Cost and implementation

When you have an academic budget, what is your best defense? Time.

It took several days to process Pile-CC with an in-memory LSH according to @gao_2020.
It 96 hours on 100 48-core machines on MareNostrum 4 for @gutierrez-fandino_2021’s deduplication.
It took me ~12 hours on a 80 core machine to calculate SimHash for 1TB Oscar English data (python) and few days on my M1 Max laptop to cluster them (c++).
Running any code or algorithms with a 1TB input would requires measurement in days.

libraries

Onion deduplication tool
GitHub - google-research/deduplicate-text-datasets
- You can run the code with just a text file;
- If you want to respect the document boundaries, you have to manually recover from their output;
- The number of jobs should not exceed the number of openable files or number of arguments if you do not wish to modify their code;
- The collect_similar command does not like a relative file path;
- It will take 2 hours for a 4GB file in a single job, and each job takes about 10x memory;
- Running it with Oscar English would requires at least \(O(8n)\) of storage and \(O(2n)\) of memory;
GitHub - ekzhu/datasketch: MinHash, LSH, LSH Forest, Weighted MinHash, HyperLogLog, HyperLogLog++, LSH Ensemble
GitHub - ChenghaoMou/simhash: Simhash in C++
data_tooling/ac_dc/deduplicate at dedup-improved · ChenghaoMou/data_tooling · GitHub

Final thoughts

Here is a table that covers most techniques mentioned in this article.

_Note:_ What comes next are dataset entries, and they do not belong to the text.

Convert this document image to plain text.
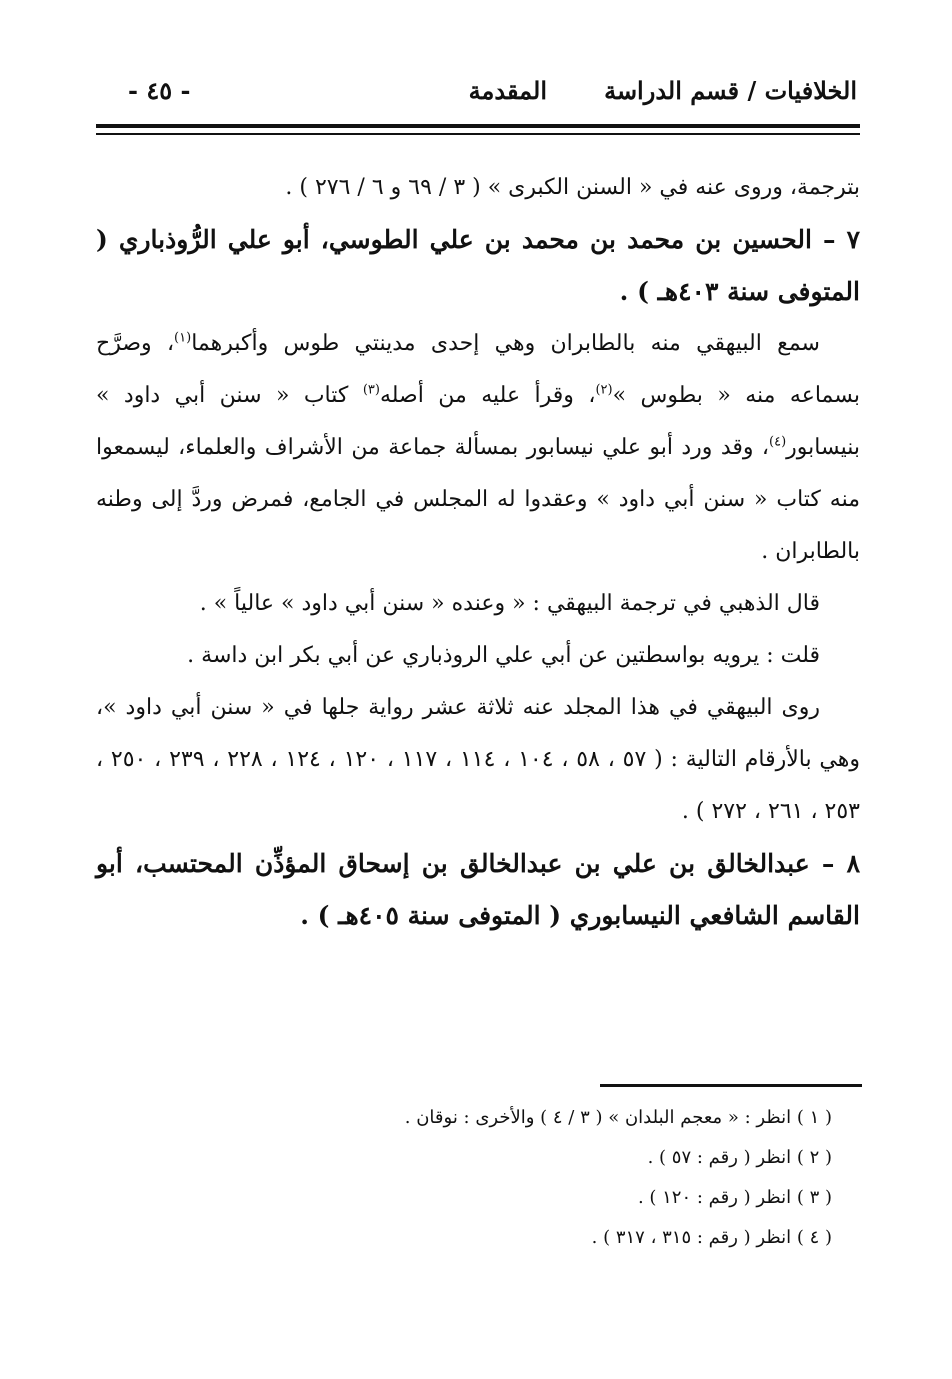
الخلافيات / قسم الدراسة
المقدمة
- ٤٥ -

بترجمة، وروى عنه في « السنن الكبرى » ( ٣ / ٦٩ و ٦ / ٢٧٦ ) .

٧ – الحسين بن محمد بن محمد بن علي الطوسي، أبو علي الرُّوذباري ( المتوفى سنة ٤٠٣هـ ) .

سمع البيهقي منه بالطابران وهي إحدى مدينتي طوس وأكبرهما$^{(١)}$، وصرَّح بسماعه منه « بطوس »$^{(٢)}$، وقرأ عليه من أصله$^{(٣)}$ كتاب « سنن أبي داود » بنيسابور$^{(٤)}$، وقد ورد أبو علي نيسابور بمسألة جماعة من الأشراف والعلماء، ليسمعوا منه كتاب « سنن أبي داود » وعقدوا له المجلس في الجامع، فمرض وردَّ إلى وطنه بالطابران .

قال الذهبي في ترجمة البيهقي : « وعنده « سنن أبي داود » عالياً » .

قلت : يرويه بواسطتين عن أبي علي الروذباري عن أبي بكر ابن داسة .

روى البيهقي في هذا المجلد عنه ثلاثة عشر رواية جلها في « سنن أبي داود »، وهي بالأرقام التالية : ( ٥٧ ، ٥٨ ، ١٠٤ ، ١١٤ ، ١١٧ ، ١٢٠ ، ١٢٤ ، ٢٢٨ ، ٢٣٩ ، ٢٥٠ ، ٢٥٣ ، ٢٦١ ، ٢٧٢ ) .

٨ – عبدالخالق بن علي بن عبدالخالق بن إسحاق المؤذِّن المحتسب، أبو القاسم الشافعي النيسابوري ( المتوفى سنة ٤٠٥هـ ) .

( ١ ) انظر : « معجم البلدان » ( ٣ / ٤ ) والأخرى : نوقان .
( ٢ ) انظر ( رقم : ٥٧ ) .
( ٣ ) انظر ( رقم : ١٢٠ ) .
( ٤ ) انظر ( رقم : ٣١٥ ، ٣١٧ ) .
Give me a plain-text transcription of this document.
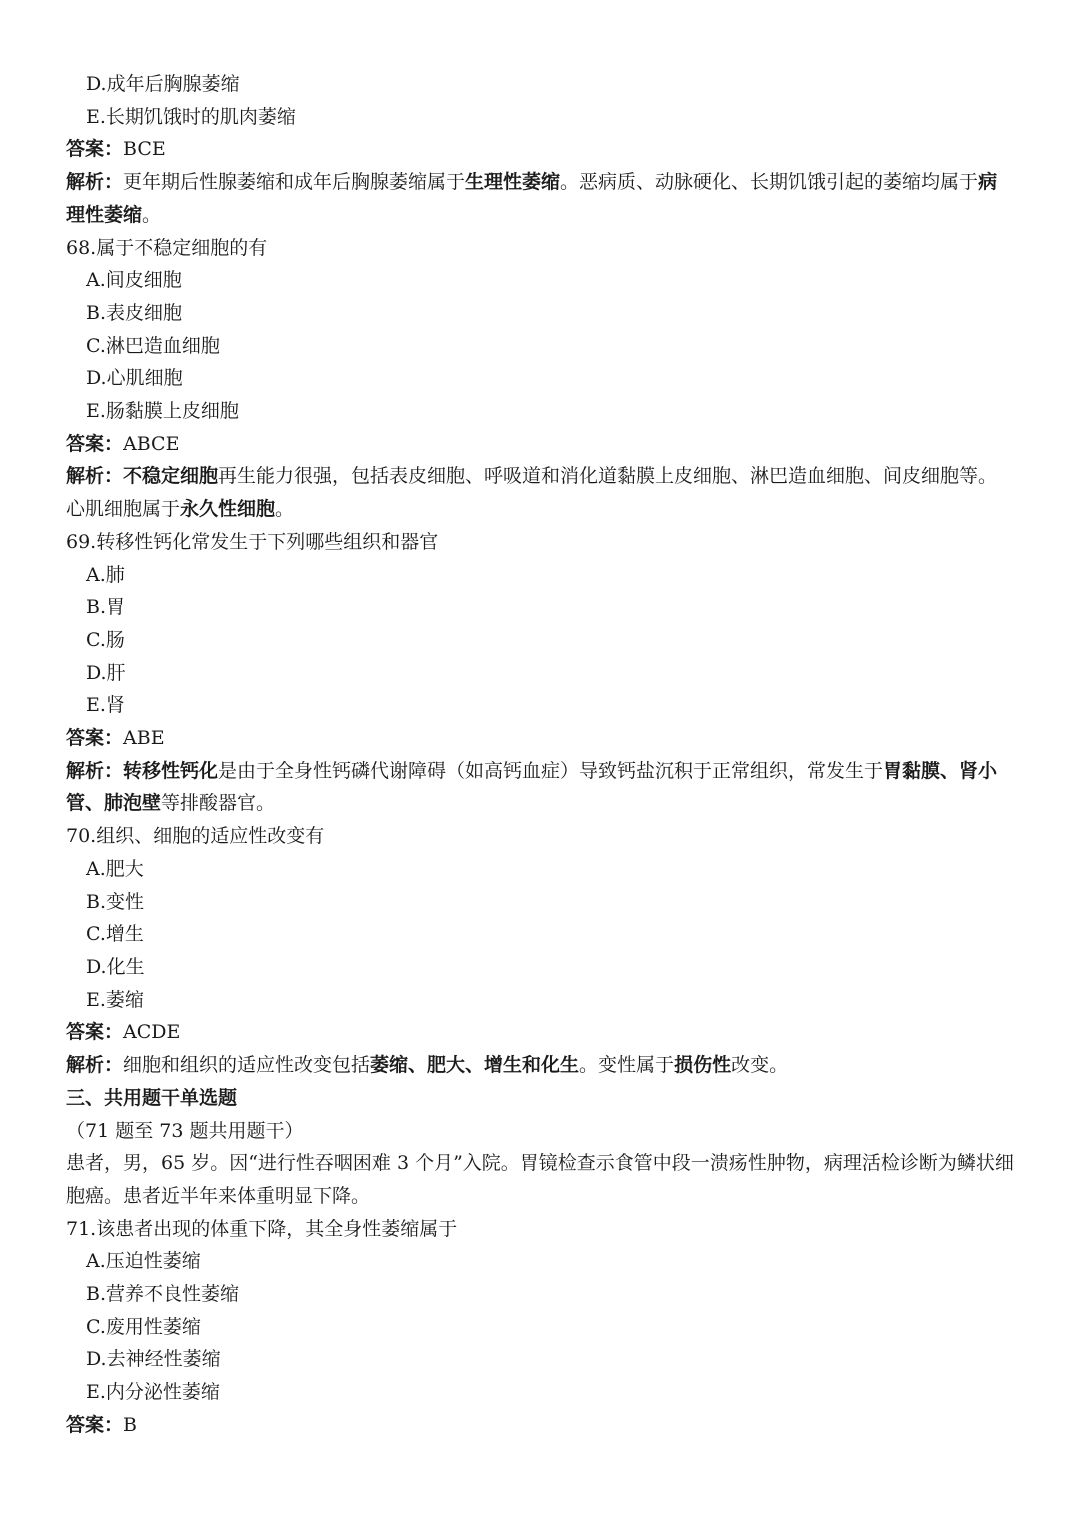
D.成年后胸腺萎缩
E.长期饥饿时的肌肉萎缩
答案：BCE
解析：更年期后性腺萎缩和成年后胸腺萎缩属于生理性萎缩。恶病质、动脉硬化、长期饥饿引起的萎缩均属于病理性萎缩。
68.属于不稳定细胞的有
A.间皮细胞
B.表皮细胞
C.淋巴造血细胞
D.心肌细胞
E.肠黏膜上皮细胞
答案：ABCE
解析：不稳定细胞再生能力很强，包括表皮细胞、呼吸道和消化道黏膜上皮细胞、淋巴造血细胞、间皮细胞等。心肌细胞属于永久性细胞。
69.转移性钙化常发生于下列哪些组织和器官
A.肺
B.胃
C.肠
D.肝
E.肾
答案：ABE
解析：转移性钙化是由于全身性钙磷代谢障碍（如高钙血症）导致钙盐沉积于正常组织，常发生于胃黏膜、肾小管、肺泡壁等排酸器官。
70.组织、细胞的适应性改变有
A.肥大
B.变性
C.增生
D.化生
E.萎缩
答案：ACDE
解析：细胞和组织的适应性改变包括萎缩、肥大、增生和化生。变性属于损伤性改变。
三、共用题干单选题
（71 题至 73 题共用题干）
患者，男，65 岁。因“进行性吞咽困难 3 个月”入院。胃镜检查示食管中段一溃疡性肿物，病理活检诊断为鳞状细胞癌。患者近半年来体重明显下降。
71.该患者出现的体重下降，其全身性萎缩属于
A.压迫性萎缩
B.营养不良性萎缩
C.废用性萎缩
D.去神经性萎缩
E.内分泌性萎缩
答案：B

Dataset	OpenWebText2 @gao_2020	Pile-CC @gao_2020	@gutierrez-fandino_2021	MassiveText @rae_2021	@lin_2021a	C4 @lee_2021	Real News @lee_2021	LM1B @lee_2021	WIKI40B @lee_2021
Input Size	After URL deduplication: 193.89GB (69M docs)	~306GB	Between 2TB and 59TB			806.92GB (364M docs)	~120GiB	~4.40GiB (30M)	~2.9M
Output Size or Deduction	After MinHashLSH: 65.86GB (17M docs)	227.12GiB (~55M)	2TB after document deduplication 570GB after substring deduplication	0.001TB~2.1TB	0.01GiB~3324.45GiB	3.04%~7.18% ↓ (train)	13.63%~19.4% ↓ (train)	0.76%~4.86% ↓ (train)	0.39%~2.76% ↓ (train)
Level	1. URL 2. Documents	Documents	1. Sentences 2. Substrings	Documents	1. URL 2. Paragraphs	1. Substrings 2. Documents	Same as C4	Same as C4	Same as C4
Method	1. URL(Exact) 2. Documents(MinHash LSH)	Documents(jusText + MinHash LSH)	Sentences(Exact) Substrings(Exact)	Documents(Exact) Documents(MinHash)	1. URL(Exact) 2. Paragraphs(Exact)	1. Substrings(Suffix Array) 2. Documents(MinHash)	Same as C4	Same as C4	Same as C4
Parameters	\((10, 0.5, ?)^*\)	\((10, 0.5, ?)^*\)	N/A	\((?, 0.8, 13)^*\)	SHA-1	1. Suffix Array: minimum 50-token window MinHash: \((9000, 0.8, 5, 20, 450)^*\)	Same as C4	Same as C4	Same as C4
Language	English	English	Spanish	English	Multilingual	English	English	English	English

* MinHash + LSH parameters \((H, T, N)\):

\(H\) number of permutations/hashes
\(J\) Jaccard similarity threshold
\(N\) n-gram size
* number of bands
* number of rows